Additive effect of zinc oxide nanoparticles and isoorientin on apoptosis in human hepatoma cell line

• ZnO Nps could exert dose- and time-dependent cytotoxicity in HepG2 cells.
• The combining treatment resulted in a greater cytotoxicity than single treatment.
• ZnO Nps could additively potentiate ISO to induce apoptosis.
• ZnO Nps were uptaked by endocytic and it enhanced the cellular uptake of ISO.
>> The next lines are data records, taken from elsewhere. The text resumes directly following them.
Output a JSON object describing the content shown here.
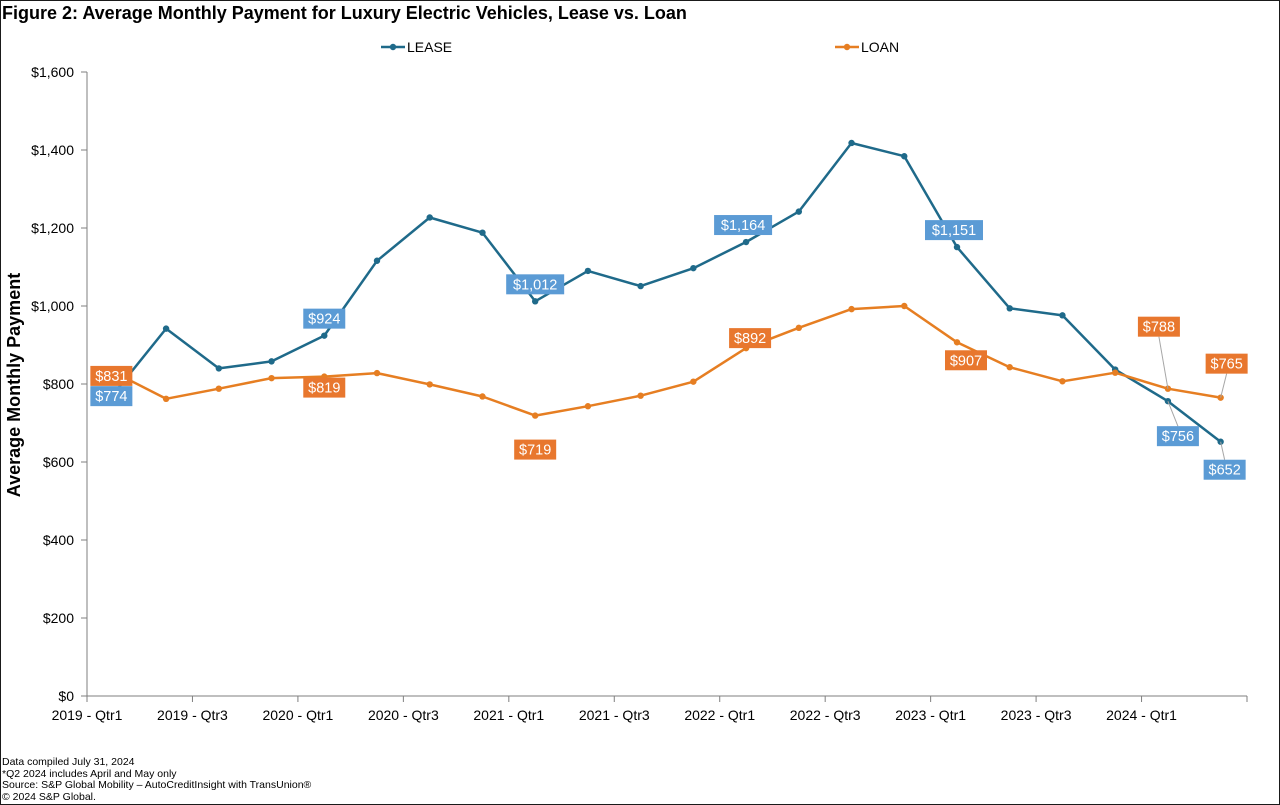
{
  "chart_data": {
    "type": "line",
    "title": "Figure 2: Average Monthly Payment for Luxury Electric Vehicles, Lease vs. Loan",
    "xlabel": "",
    "ylabel": "Average Monthly Payment",
    "ylim": [
      0,
      1600
    ],
    "y_ticks": [
      0,
      200,
      400,
      600,
      800,
      1000,
      1200,
      1400,
      1600
    ],
    "y_tick_labels": [
      "$0",
      "$200",
      "$400",
      "$600",
      "$800",
      "$1,000",
      "$1,200",
      "$1,400",
      "$1,600"
    ],
    "grid": false,
    "legend_position": "top",
    "categories": [
      "2019 - Qtr1",
      "2019 - Qtr2",
      "2019 - Qtr3",
      "2019 - Qtr4",
      "2020 - Qtr1",
      "2020 - Qtr2",
      "2020 - Qtr3",
      "2020 - Qtr4",
      "2021 - Qtr1",
      "2021 - Qtr2",
      "2021 - Qtr3",
      "2021 - Qtr4",
      "2022 - Qtr1",
      "2022 - Qtr2",
      "2022 - Qtr3",
      "2022 - Qtr4",
      "2023 - Qtr1",
      "2023 - Qtr2",
      "2023 - Qtr3",
      "2023 - Qtr4",
      "2024 - Qtr1",
      "2024 - Qtr2"
    ],
    "x_tick_labels": [
      "2019 - Qtr1",
      "2019 - Qtr3",
      "2020 - Qtr1",
      "2020 - Qtr3",
      "2021 - Qtr1",
      "2021 - Qtr3",
      "2022 - Qtr1",
      "2022 - Qtr3",
      "2023 - Qtr1",
      "2023 - Qtr3",
      "2024 - Qtr1"
    ],
    "series": [
      {
        "name": "LEASE",
        "color": "#1f6a8a",
        "label_color": "#5b9bd5",
        "values": [
          774,
          942,
          840,
          858,
          924,
          1116,
          1227,
          1188,
          1012,
          1090,
          1051,
          1097,
          1164,
          1242,
          1418,
          1384,
          1151,
          994,
          976,
          837,
          756,
          652
        ],
        "labels": [
          {
            "index": 0,
            "text": "$774"
          },
          {
            "index": 4,
            "text": "$924"
          },
          {
            "index": 8,
            "text": "$1,012"
          },
          {
            "index": 12,
            "text": "$1,164"
          },
          {
            "index": 16,
            "text": "$1,151"
          },
          {
            "index": 20,
            "text": "$756"
          },
          {
            "index": 21,
            "text": "$652"
          }
        ]
      },
      {
        "name": "LOAN",
        "color": "#e67e22",
        "label_color": "#e8772e",
        "values": [
          831,
          762,
          788,
          815,
          819,
          828,
          799,
          768,
          719,
          743,
          770,
          806,
          892,
          944,
          992,
          1000,
          907,
          843,
          807,
          829,
          788,
          765
        ],
        "labels": [
          {
            "index": 0,
            "text": "$831"
          },
          {
            "index": 4,
            "text": "$819"
          },
          {
            "index": 8,
            "text": "$719"
          },
          {
            "index": 12,
            "text": "$892"
          },
          {
            "index": 16,
            "text": "$907"
          },
          {
            "index": 20,
            "text": "$788"
          },
          {
            "index": 21,
            "text": "$765"
          }
        ]
      }
    ]
  },
  "notes": [
    "Data compiled July 31, 2024",
    "*Q2 2024 includes April and May only",
    "Source: S&P Global Mobility – AutoCreditInsight with TransUnion®",
    "© 2024 S&P Global."
  ]
}
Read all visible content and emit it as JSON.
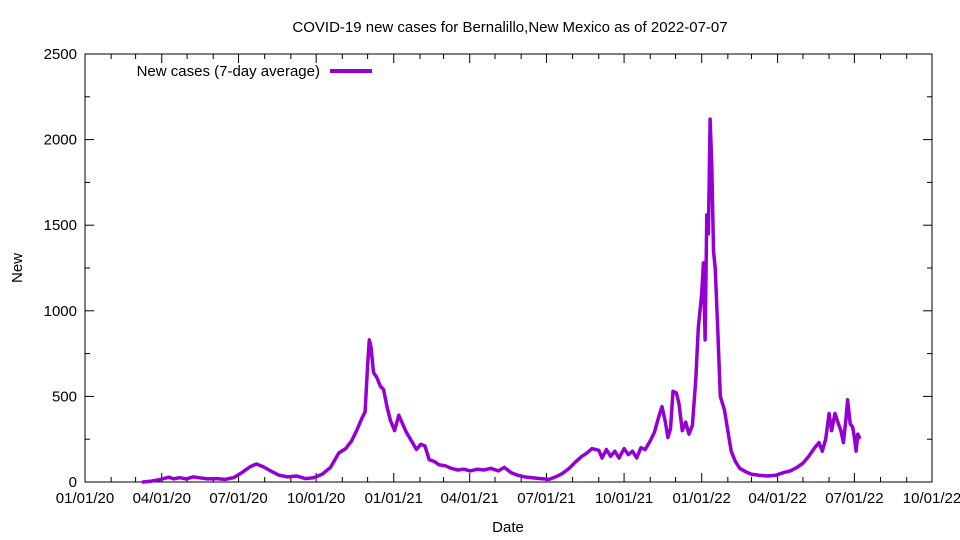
{
  "chart_data": {
    "type": "line",
    "title": "COVID-19 new cases for Bernalillo,New Mexico as of 2022-07-07",
    "xlabel": "Date",
    "ylabel": "New",
    "x_axis": {
      "type": "date",
      "range": [
        "2020-01-01",
        "2022-10-01"
      ],
      "ticks": [
        {
          "date": "2020-01-01",
          "label": "01/01/20"
        },
        {
          "date": "2020-04-01",
          "label": "04/01/20"
        },
        {
          "date": "2020-07-01",
          "label": "07/01/20"
        },
        {
          "date": "2020-10-01",
          "label": "10/01/20"
        },
        {
          "date": "2021-01-01",
          "label": "01/01/21"
        },
        {
          "date": "2021-04-01",
          "label": "04/01/21"
        },
        {
          "date": "2021-07-01",
          "label": "07/01/21"
        },
        {
          "date": "2021-10-01",
          "label": "10/01/21"
        },
        {
          "date": "2022-01-01",
          "label": "01/01/22"
        },
        {
          "date": "2022-04-01",
          "label": "04/01/22"
        },
        {
          "date": "2022-07-01",
          "label": "07/01/22"
        },
        {
          "date": "2022-10-01",
          "label": "10/01/22"
        }
      ]
    },
    "y_axis": {
      "range": [
        0,
        2500
      ],
      "ticks": [
        {
          "value": 0,
          "label": "0"
        },
        {
          "value": 500,
          "label": "500"
        },
        {
          "value": 1000,
          "label": "1000"
        },
        {
          "value": 1500,
          "label": "1500"
        },
        {
          "value": 2000,
          "label": "2000"
        },
        {
          "value": 2500,
          "label": "2500"
        }
      ]
    },
    "grid": false,
    "legend": {
      "position": "top-left",
      "entries": [
        "New cases (7-day average)"
      ]
    },
    "series": [
      {
        "name": "New cases (7-day average)",
        "color": "#9400d3",
        "points": [
          [
            "2020-03-10",
            0
          ],
          [
            "2020-03-20",
            5
          ],
          [
            "2020-03-28",
            12
          ],
          [
            "2020-04-05",
            22
          ],
          [
            "2020-04-10",
            28
          ],
          [
            "2020-04-15",
            18
          ],
          [
            "2020-04-22",
            25
          ],
          [
            "2020-04-30",
            18
          ],
          [
            "2020-05-08",
            30
          ],
          [
            "2020-05-15",
            25
          ],
          [
            "2020-05-25",
            18
          ],
          [
            "2020-06-05",
            20
          ],
          [
            "2020-06-15",
            15
          ],
          [
            "2020-06-25",
            25
          ],
          [
            "2020-07-05",
            55
          ],
          [
            "2020-07-15",
            90
          ],
          [
            "2020-07-22",
            105
          ],
          [
            "2020-07-30",
            90
          ],
          [
            "2020-08-08",
            65
          ],
          [
            "2020-08-18",
            40
          ],
          [
            "2020-08-28",
            30
          ],
          [
            "2020-09-08",
            35
          ],
          [
            "2020-09-18",
            20
          ],
          [
            "2020-09-28",
            25
          ],
          [
            "2020-10-08",
            45
          ],
          [
            "2020-10-18",
            85
          ],
          [
            "2020-10-28",
            170
          ],
          [
            "2020-11-05",
            195
          ],
          [
            "2020-11-12",
            240
          ],
          [
            "2020-11-18",
            300
          ],
          [
            "2020-11-24",
            370
          ],
          [
            "2020-11-28",
            410
          ],
          [
            "2020-12-01",
            680
          ],
          [
            "2020-12-03",
            830
          ],
          [
            "2020-12-05",
            790
          ],
          [
            "2020-12-08",
            640
          ],
          [
            "2020-12-12",
            610
          ],
          [
            "2020-12-16",
            560
          ],
          [
            "2020-12-20",
            540
          ],
          [
            "2020-12-24",
            440
          ],
          [
            "2020-12-28",
            360
          ],
          [
            "2021-01-02",
            300
          ],
          [
            "2021-01-07",
            390
          ],
          [
            "2021-01-11",
            345
          ],
          [
            "2021-01-16",
            290
          ],
          [
            "2021-01-22",
            240
          ],
          [
            "2021-01-28",
            190
          ],
          [
            "2021-02-02",
            220
          ],
          [
            "2021-02-07",
            210
          ],
          [
            "2021-02-12",
            130
          ],
          [
            "2021-02-18",
            120
          ],
          [
            "2021-02-24",
            100
          ],
          [
            "2021-03-03",
            95
          ],
          [
            "2021-03-10",
            80
          ],
          [
            "2021-03-18",
            70
          ],
          [
            "2021-03-25",
            75
          ],
          [
            "2021-04-02",
            65
          ],
          [
            "2021-04-10",
            75
          ],
          [
            "2021-04-18",
            70
          ],
          [
            "2021-04-26",
            80
          ],
          [
            "2021-05-05",
            65
          ],
          [
            "2021-05-12",
            85
          ],
          [
            "2021-05-20",
            55
          ],
          [
            "2021-05-28",
            40
          ],
          [
            "2021-06-05",
            30
          ],
          [
            "2021-06-14",
            25
          ],
          [
            "2021-06-24",
            20
          ],
          [
            "2021-07-04",
            15
          ],
          [
            "2021-07-12",
            30
          ],
          [
            "2021-07-20",
            50
          ],
          [
            "2021-07-28",
            80
          ],
          [
            "2021-08-05",
            120
          ],
          [
            "2021-08-12",
            150
          ],
          [
            "2021-08-18",
            170
          ],
          [
            "2021-08-24",
            195
          ],
          [
            "2021-09-01",
            185
          ],
          [
            "2021-09-05",
            140
          ],
          [
            "2021-09-10",
            190
          ],
          [
            "2021-09-15",
            150
          ],
          [
            "2021-09-20",
            180
          ],
          [
            "2021-09-25",
            140
          ],
          [
            "2021-10-01",
            195
          ],
          [
            "2021-10-06",
            160
          ],
          [
            "2021-10-11",
            180
          ],
          [
            "2021-10-16",
            140
          ],
          [
            "2021-10-21",
            200
          ],
          [
            "2021-10-26",
            190
          ],
          [
            "2021-11-01",
            240
          ],
          [
            "2021-11-06",
            290
          ],
          [
            "2021-11-11",
            380
          ],
          [
            "2021-11-15",
            440
          ],
          [
            "2021-11-19",
            350
          ],
          [
            "2021-11-22",
            260
          ],
          [
            "2021-11-25",
            310
          ],
          [
            "2021-11-28",
            530
          ],
          [
            "2021-12-02",
            520
          ],
          [
            "2021-12-05",
            460
          ],
          [
            "2021-12-09",
            300
          ],
          [
            "2021-12-13",
            350
          ],
          [
            "2021-12-17",
            280
          ],
          [
            "2021-12-21",
            330
          ],
          [
            "2021-12-25",
            600
          ],
          [
            "2021-12-28",
            900
          ],
          [
            "2022-01-01",
            1100
          ],
          [
            "2022-01-03",
            1280
          ],
          [
            "2022-01-05",
            830
          ],
          [
            "2022-01-07",
            1560
          ],
          [
            "2022-01-09",
            1450
          ],
          [
            "2022-01-11",
            2120
          ],
          [
            "2022-01-13",
            1850
          ],
          [
            "2022-01-15",
            1350
          ],
          [
            "2022-01-17",
            1250
          ],
          [
            "2022-01-20",
            900
          ],
          [
            "2022-01-23",
            500
          ],
          [
            "2022-01-28",
            420
          ],
          [
            "2022-02-01",
            300
          ],
          [
            "2022-02-05",
            180
          ],
          [
            "2022-02-10",
            120
          ],
          [
            "2022-02-15",
            80
          ],
          [
            "2022-02-22",
            60
          ],
          [
            "2022-03-01",
            45
          ],
          [
            "2022-03-10",
            40
          ],
          [
            "2022-03-20",
            35
          ],
          [
            "2022-03-30",
            40
          ],
          [
            "2022-04-08",
            55
          ],
          [
            "2022-04-16",
            65
          ],
          [
            "2022-04-24",
            85
          ],
          [
            "2022-05-01",
            110
          ],
          [
            "2022-05-08",
            150
          ],
          [
            "2022-05-15",
            200
          ],
          [
            "2022-05-20",
            230
          ],
          [
            "2022-05-24",
            180
          ],
          [
            "2022-05-28",
            250
          ],
          [
            "2022-06-01",
            400
          ],
          [
            "2022-06-04",
            300
          ],
          [
            "2022-06-08",
            400
          ],
          [
            "2022-06-12",
            340
          ],
          [
            "2022-06-15",
            300
          ],
          [
            "2022-06-18",
            230
          ],
          [
            "2022-06-21",
            370
          ],
          [
            "2022-06-23",
            480
          ],
          [
            "2022-06-26",
            340
          ],
          [
            "2022-06-29",
            320
          ],
          [
            "2022-07-01",
            260
          ],
          [
            "2022-07-03",
            180
          ],
          [
            "2022-07-05",
            280
          ],
          [
            "2022-07-07",
            260
          ]
        ]
      }
    ]
  }
}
• No significant injury was found in normal liver cell after the synergistic treatment.

Metal nanomaterial could effectively decrease tumour resistance to anti-cancer drugs. In this paper, we have explored the synergistic effect and mechanisms of zinc oxide nanoparticles (ZnO Nps) and isoorientin (ISO) on cytotoxicity in human hepatoma (HepG2) cells. The results showed that ZnO Nps could exert dose- and time-dependent cytotoxicity in HepG2 cells, and the combining treatment resulted in a greater cytotoxicity than single treatment. ZnO Nps could synergistically potentiate ISO to induce apoptosis through resulting in mitochondrial dysfunction, inhibiting the phosphorylation of Akt and ERK1/2, and enhancing the phosphorylation of JNK and P38. Additionally, ZnO Nps were uptaked by cells through endocytic pathway and it enhanced the cellular uptake of ISO, while no significant injury was found in normal liver cells after the combined treatment. These results suggest that the combination of metal nanoparticle with anti-cancer drugs may provide a promising alternative for novel cancer treatments.